The layer that separates these two regions is known as tropopause. The height of tropopause
is different at different places on the earth. It is about 14 km at the equator and about 10 km at
the poles. The fall in temperature with altitude in the troposphere is due to convection. When the
heat radiations from the sun fall on the fall on the surface of the earth, it gets heated. The
atmospheric air surrounding the earth gets heated by conduction and radiation. The heated air
moves up and convection currents are set up. The heated air that moves up from the regions of
higher to lower pressure is adiabatically cooled (ie it can neither give heat nor take heat from the
surroundings). Similarly when the colder air moves down from lower to higher pressure regions
it is adiabatically heated. Thus a convective equilibrium is set up and there is a gradual fall of
temperature with increase in height.
2.2 GREEN HOUSE GASES:
Sunlight warms the earths surface during day time and earths surface radiates heat back
to the space. Certain gases in the atmosphere absorb this radiant energy and re-emit the heat back
to the space. Those gases which are capable of absorbing and re-emitting the heat radiation are
called green house gases. The heat from the surface of the earth warms up the green house gases.

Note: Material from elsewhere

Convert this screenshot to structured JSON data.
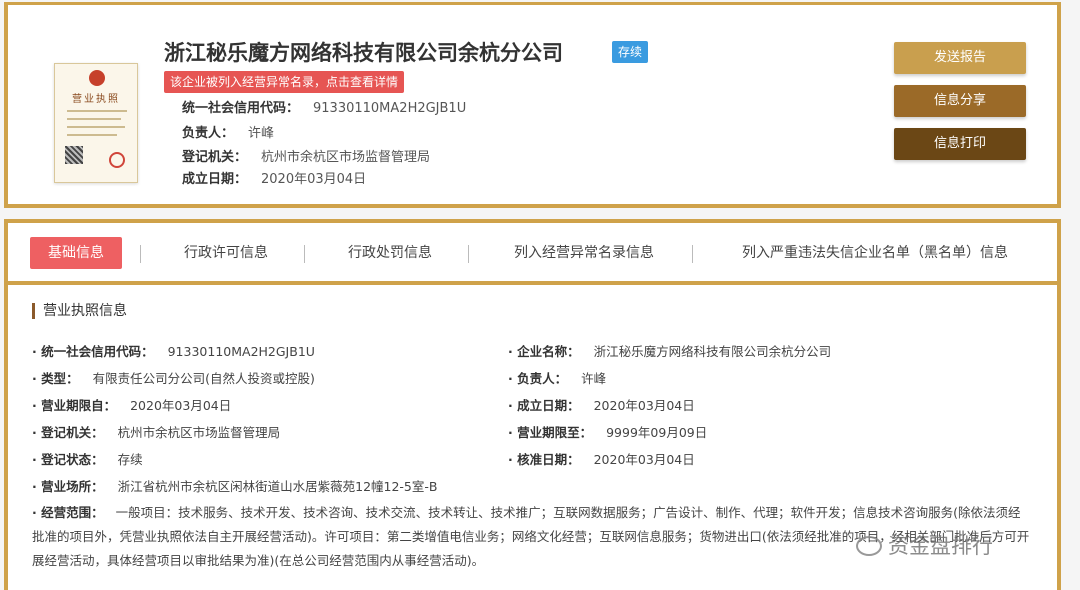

These gases in turn emit some heat into space and some back down to the surface. This fraction
of the heat provides global warming in addition to the suns direct heat. Without any green house
gases in the atmosphere, the average surface temperature would be very cold ie., around -18 0C.
Todays greenhouse gases radiate sufficient heat beck to earth to give an average global
temperature of +15 0C. In if future concentration of greenhouse gases increases, there will be
additional global warming. It is therefore necessary to maintain the present level of greenhouse
gases to avoid any drastic change in the climate.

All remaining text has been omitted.